Larry, comment vas-tu ?
Tout va très bien, merci. Je suis en Arabie Saoudite depuis le début de la saison. Ça se passe plutôt bien donc je suis content. Je suis en famille, comme depuis mes débuts. Ma femme me suit depuis mes 18 ans, elle était déjà avec moi quand je jouais à Lorient. On a eu la chance d’avoir notre premier garçon il y a cinq ans et notre fille a fêté ses 3 ans lundi dernier.
Pourquoi as-tu fait le choix de rejoindre l’Arabie Saoudite ?
Ça faisait un petit moment que je souhaitais aller dans les pays du Golfe. Quand j’ai fini ma saison à Madère, au Portugal, nous sommes descendus en deuxième saison. J’avais signé pour trois ans là-bas mais j’ai résilié mon contrat au bout d’une saison. Je savais que le moyen le plus simple pour rejoindre ces pays-là était de faire étape en Tunisie notamment. J’ai eu la chance de signer au Club Africain et au bout de deux ans j’ai pu rejoindre l’Arabie Saoudite.
Dans quelle ville vis-tu ?
Je suis dans une ville en plein désert qui s’appelle Al-Majma’ah, à deux heures de la capitale en voiture. La vie ici est un peu ennuyeuse car il y a peu de choses à faire mais elle est paisible.
Aujourd’hui tu évolues en deuxième division saoudienne, à Al-Faisaly…
Oui, c’est ça. Le niveau y est vraiment bon. On a le droit à sept étrangers par équipe, il y a beaucoup de Brésiliens. C’est vraiment un bon niveau.
Sens-tu une certaine évolution du football professionnel dans ce pays ?

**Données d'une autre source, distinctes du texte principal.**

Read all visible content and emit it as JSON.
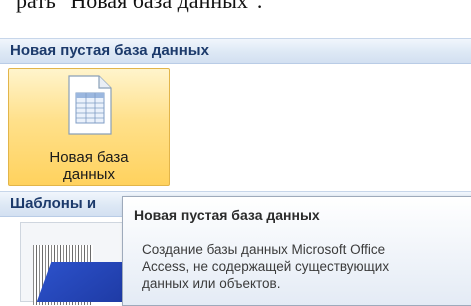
{
  "document": {
    "text": "рать \"Новая база данных\"."
  },
  "new_section": {
    "header": "Новая пустая база данных",
    "tile": {
      "icon": "database-document-icon",
      "label_line1": "Новая база",
      "label_line2": "данных"
    }
  },
  "templates_section": {
    "header": "Шаблоны и"
  },
  "tooltip": {
    "title": "Новая пустая база данных",
    "body_line1": "Создание базы данных Microsoft Office",
    "body_line2": "Access, не содержащей существующих",
    "body_line3": "данных или объектов."
  },
  "colors": {
    "header_text": "#1c3a6b",
    "tile_highlight": "#ffd25e",
    "tile_border": "#e2b54a",
    "tooltip_border": "#9eaabb"
  }
}
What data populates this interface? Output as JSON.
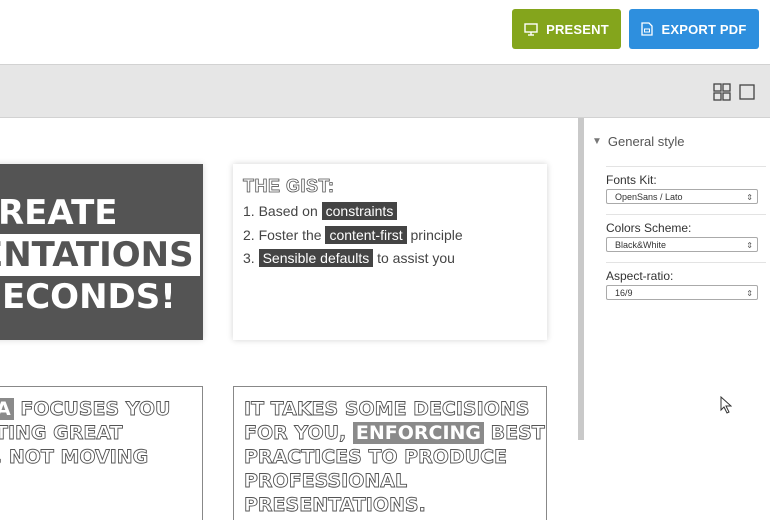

Oui, forcément. L’image a changé mais cela ne suffit pas. En plus de pouvoir se permettre d’acheter de grands joueurs, ils ont aussi une manière intelligente de fonctionner avec des directeurs sportifs et des entraîneurs étrangers. Ce n’est pas encore carré car ce système est encore jeune, deux ans, mais d’ici quelques années, avec encore du travail car l’argent ne fait pas tout, je pense qu’ils pourront faire partie des meilleurs championnats du monde.
Comment juges-tu le niveau et les infrastructures ?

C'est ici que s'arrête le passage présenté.